Так вот что это было.
Не успевает Финстер коснуться ручки, как дверь перед ней распахивается; на пороге никого. Она слышит далекий гул – вероятно, звук моего голоса вперемешку со стуком пишущей машинки – тап-тап-тап. Хотя, может, это ветка дерева ритмично бьется о стекло, затем замирает и начинает биться снова – тап-тап-тап. Девочка заходит. Страницей-двумя позже в ту же дверь следом за ней заходит степенная дама с сосредоточенным и осунувшимся лицом. Это я, хотя в сейчас я еще даже не выбралась из оврага и не поднялась на первый холм, откуда видно главное здание школы, стоящей на небольшом возвышении, и игровое поле перед ним. Меня по-прежнему отделяет от него довольно большое расстояние, и оно скрыто за деревьями; в тени их крон темно, прохладно и сыро даже в летнюю жару. Совсем скоро в поле зрения появятся первые кипарисы по обе стороны от подъездной дорожки; темно-зеленые продолговатые штрихи. Теперь можно идти медленнее; панорама сужается, обрастает густым кустарником по краям и обрывается с поворотом дорожки, огибающей небольшое углубление в земле – то самое, что по весне наполняется водой и превращается в болото, а к середине лета – в вонючую лужу застывшего ила, где плодятся гигантские длинноногие медлительные комары и лягушки, которые, по рассказам, вполне годятся в пищу. Мое описание вполне натуралистично. В солнечный день, когда тень от человеческой фигуры ложится на нежащихся на солнце лягушек, те подпрыгивают ввысь. В это время года головастики еще не лишились хвостов, и лягушек на дорожке быть не может, но позже любой посетитель школы может видеть их в большом количестве, впрочем, как и слышать, как они шмякаются головами о колеса проезжающих автомобилей, в бестолковости своей подвергая себя большей опасности, чем если бы они просто сидели на месте и ждали, пока набежавшая тень не промелькнет мимо. Но вот болото позади (или останется позади, когда я там окажусь), и мы на небольшом возвышении, откуда видно красное кирпичное здание, пылающее в лучах раскаленного солнца, как обнаженное сердце.
Никак не пойму, с чего я вдруг взялась повторять проверенные формулы нашей достопочтенной проводницы мисс Кэвендиш, которая работает у нас на полставки с незапамятных времен, и пытаться вернуть прошлое, хотя должна предвосхищать будущее.

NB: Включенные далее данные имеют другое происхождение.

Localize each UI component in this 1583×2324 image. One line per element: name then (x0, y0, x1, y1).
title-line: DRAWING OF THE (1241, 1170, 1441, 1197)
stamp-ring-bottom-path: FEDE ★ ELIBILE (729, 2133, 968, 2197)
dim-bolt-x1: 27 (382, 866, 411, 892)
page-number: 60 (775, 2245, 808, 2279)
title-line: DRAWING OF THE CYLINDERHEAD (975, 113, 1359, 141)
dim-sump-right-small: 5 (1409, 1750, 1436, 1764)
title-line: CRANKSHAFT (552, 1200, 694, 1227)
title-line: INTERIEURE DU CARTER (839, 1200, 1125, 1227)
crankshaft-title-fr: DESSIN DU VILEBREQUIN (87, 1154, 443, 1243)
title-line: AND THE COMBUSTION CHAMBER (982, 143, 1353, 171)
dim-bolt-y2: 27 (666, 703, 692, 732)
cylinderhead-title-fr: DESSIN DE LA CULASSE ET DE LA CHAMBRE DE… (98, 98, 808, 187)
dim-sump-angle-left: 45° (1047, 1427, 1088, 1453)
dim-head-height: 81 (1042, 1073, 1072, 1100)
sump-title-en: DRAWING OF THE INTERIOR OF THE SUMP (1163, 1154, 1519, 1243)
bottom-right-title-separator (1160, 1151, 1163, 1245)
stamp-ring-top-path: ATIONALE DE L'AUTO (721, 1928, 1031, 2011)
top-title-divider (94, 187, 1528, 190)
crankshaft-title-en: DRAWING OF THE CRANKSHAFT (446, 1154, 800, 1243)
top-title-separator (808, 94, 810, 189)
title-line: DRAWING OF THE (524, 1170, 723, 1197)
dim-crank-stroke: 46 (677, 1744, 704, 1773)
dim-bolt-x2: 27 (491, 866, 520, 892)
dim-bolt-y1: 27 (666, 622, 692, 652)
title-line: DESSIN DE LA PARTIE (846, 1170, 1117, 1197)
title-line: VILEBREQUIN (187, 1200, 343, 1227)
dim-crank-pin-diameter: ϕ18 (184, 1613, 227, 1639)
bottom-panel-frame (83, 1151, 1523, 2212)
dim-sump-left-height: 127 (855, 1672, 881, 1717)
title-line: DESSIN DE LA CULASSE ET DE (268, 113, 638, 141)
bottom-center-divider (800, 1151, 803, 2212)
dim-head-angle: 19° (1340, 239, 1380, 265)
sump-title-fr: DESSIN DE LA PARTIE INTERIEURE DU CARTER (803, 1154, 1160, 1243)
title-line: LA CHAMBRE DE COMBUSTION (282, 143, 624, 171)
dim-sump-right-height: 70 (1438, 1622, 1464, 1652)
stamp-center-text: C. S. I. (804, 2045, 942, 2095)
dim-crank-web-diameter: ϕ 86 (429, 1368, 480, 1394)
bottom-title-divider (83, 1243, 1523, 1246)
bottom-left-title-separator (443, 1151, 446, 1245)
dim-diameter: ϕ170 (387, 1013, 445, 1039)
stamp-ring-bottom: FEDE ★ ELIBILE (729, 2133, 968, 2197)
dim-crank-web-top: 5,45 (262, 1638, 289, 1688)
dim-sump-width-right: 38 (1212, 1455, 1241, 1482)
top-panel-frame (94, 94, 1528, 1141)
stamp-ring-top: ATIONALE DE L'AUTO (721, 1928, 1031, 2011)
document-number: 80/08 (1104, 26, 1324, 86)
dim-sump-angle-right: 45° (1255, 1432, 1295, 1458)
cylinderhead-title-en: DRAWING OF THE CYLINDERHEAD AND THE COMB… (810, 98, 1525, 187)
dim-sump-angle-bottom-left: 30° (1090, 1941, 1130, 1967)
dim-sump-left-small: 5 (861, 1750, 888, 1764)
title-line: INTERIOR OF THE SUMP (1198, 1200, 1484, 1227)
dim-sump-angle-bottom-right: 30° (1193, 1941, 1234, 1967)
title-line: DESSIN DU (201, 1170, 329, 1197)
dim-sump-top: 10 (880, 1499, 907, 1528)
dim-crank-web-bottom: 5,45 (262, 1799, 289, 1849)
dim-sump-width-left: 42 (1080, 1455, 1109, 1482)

Только здесь, в этом краю, прошлое может становиться будущим. В краю, где времени не существует вовсе, нет смысла проводить различия между прошлым, будущим и настоящим. Они здесь настолько неважны, что порой я задаюсь вопросом, есть ли закон, препятствующий будущему наступить здесь раньше времени. В краю мертвых все времена сосуществуют, а следовательно, мой призрак уже бродит где-то рядом, он был здесь всегда; держал мне теплое местечко, как закладка в книге.